Sedangkan misinya, yakni pertama, meningkatkan intelegensi. Intelegensia dikembangkan melalui metode berpikir kritis berdasarkan falsafah bahwa manusia memiliki potensi yang tidak terbatas. Kedua, mengembangkan kreativitas yang dikembangkan melalui metode rekreatif (X-day) berdasarkan falsafah upaya memaksimalkan, memacu bakat dan kemampuan yang dimiliki murid. Ketiga, menyempurnakan akhlak yang ditanamkan melalui pendekatan riyadhah (mistikal) berdasarkan falsafah bahwa manusia memiliki kemampuan rohani untuk menuju Allah Subhannahu Wa Ta’ala yang salah satu caranya adalah dengan berkhidmat pada orang-orang yang lemah.

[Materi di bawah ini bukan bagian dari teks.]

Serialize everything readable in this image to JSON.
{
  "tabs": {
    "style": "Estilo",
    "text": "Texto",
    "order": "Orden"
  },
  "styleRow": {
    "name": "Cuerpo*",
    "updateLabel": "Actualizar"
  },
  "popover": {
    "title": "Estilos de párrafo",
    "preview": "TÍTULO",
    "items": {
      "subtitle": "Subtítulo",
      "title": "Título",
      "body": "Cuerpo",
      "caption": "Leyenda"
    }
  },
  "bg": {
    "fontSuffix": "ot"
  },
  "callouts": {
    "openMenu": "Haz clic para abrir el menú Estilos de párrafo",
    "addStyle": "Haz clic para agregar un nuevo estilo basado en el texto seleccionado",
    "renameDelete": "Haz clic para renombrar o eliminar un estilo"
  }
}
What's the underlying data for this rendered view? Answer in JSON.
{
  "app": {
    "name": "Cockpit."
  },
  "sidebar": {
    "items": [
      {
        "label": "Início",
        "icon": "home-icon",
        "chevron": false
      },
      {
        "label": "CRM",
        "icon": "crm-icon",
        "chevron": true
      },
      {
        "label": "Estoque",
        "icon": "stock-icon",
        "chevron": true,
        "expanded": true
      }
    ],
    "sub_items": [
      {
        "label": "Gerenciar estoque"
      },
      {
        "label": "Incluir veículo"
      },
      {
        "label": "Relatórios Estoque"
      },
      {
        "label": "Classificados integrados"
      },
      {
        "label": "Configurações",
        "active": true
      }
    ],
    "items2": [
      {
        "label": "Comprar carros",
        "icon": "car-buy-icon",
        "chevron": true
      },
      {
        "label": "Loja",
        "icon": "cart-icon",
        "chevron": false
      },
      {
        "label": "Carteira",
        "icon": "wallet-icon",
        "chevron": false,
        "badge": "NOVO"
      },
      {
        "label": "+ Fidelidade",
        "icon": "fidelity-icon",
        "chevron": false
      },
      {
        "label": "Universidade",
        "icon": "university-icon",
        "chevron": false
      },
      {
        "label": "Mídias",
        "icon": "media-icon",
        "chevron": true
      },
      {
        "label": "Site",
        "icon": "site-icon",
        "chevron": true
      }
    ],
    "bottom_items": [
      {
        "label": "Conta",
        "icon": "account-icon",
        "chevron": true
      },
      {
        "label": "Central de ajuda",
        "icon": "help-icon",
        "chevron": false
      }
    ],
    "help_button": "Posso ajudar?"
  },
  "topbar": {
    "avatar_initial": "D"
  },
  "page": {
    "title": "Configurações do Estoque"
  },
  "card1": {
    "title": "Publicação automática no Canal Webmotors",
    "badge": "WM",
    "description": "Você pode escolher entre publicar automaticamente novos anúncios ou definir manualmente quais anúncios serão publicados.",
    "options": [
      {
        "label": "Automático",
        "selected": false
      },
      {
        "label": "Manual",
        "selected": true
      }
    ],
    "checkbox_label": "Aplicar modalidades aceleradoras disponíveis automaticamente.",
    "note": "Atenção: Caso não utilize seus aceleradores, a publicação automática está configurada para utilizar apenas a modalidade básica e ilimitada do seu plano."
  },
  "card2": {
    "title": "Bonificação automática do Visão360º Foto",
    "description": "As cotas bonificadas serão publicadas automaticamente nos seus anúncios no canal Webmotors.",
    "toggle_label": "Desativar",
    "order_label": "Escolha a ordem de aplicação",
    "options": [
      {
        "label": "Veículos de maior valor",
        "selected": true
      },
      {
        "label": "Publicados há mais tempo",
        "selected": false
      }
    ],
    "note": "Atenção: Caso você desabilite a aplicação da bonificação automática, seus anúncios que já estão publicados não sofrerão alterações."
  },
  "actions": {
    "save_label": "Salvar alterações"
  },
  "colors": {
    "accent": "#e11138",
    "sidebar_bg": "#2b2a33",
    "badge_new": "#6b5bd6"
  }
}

SMA Plus Muthahhari begitu menjadi buah bibir lantaran prestasinya yang gemilang dan membanggakan, termasuk dalam merintis sekolah sehingga saat ini menjadi salah satu sekolah percontohan budaya literasi nasional. SMA ini pun bahkan telah melahirkan siswa yang berprestasi di kancah internasional. Di antaranya, Muhammad Fadhl dan Muhammad Haidar yang berhasil menyabet Medali Perak dalam Olimpiade Matematika dan Sains Internasional ke-8 di Iran pada hari Selasa, 4 Agustus 2015.

Hal ini membuktikan bahwa SMA Plus Muthahhari merupakan seolah para juara sehingga tak mengherankan jika pada tahun 2007 berhasil terpilih sebagai sekolah rintisan nasional. Kemudian, 2010 dinobatkan sebagai sekolah model SKM-PKBL-125 B.

Kurikulum yang digunakan oleh SMA Plus Muthahhari adalah menggunakan pendekatan kemendikbud, yayasan, dan murid. Adapun kurikulum tersebut dapat dirinci melalui beberapa kategori, yakni: Basic Islam, Ulumul Qur’an, Ulumul Hadist, Fiqh Al-Muqaranah, dan Tarikh Islam. Adapun penjelasaannya sebagai berikut ini:

Basic Islam atau dasar-dasar Islam, membahas tentang tata cara ibadah ritual, seperti wudhu, mandi, tayamum, shalat wajib, wirid sesudah shalat wajib, shalat-shalat nawafil, haji, do’a-do’a dan pengurusan jenazah, termasuk marhaba dan tahlilan.

Ulum al-Qur’an, membahas pengantar Ulum al-Qur’an, wahyu, nuzul al-Qur’an, pengumpulan mushaf Al-Qur’an, rasm Utsmani, surat, ayat, nasikh-mansukh, I’jaz al-Qur’an, tahrif Al-Qur’an, istilah teknis Ulum al-Qur’an, tafsir, mufasir dan karyanya.

Ulum al-Hadist, membahas pengantar Ulum al-Hadits, sejarah perkembangan tadwin Al-Hadits, rawi, ilmu riwayat, ilmu sanad, jenis hadits, ilmu matan, kitab hadits, dan bimbingan penelitian hadits.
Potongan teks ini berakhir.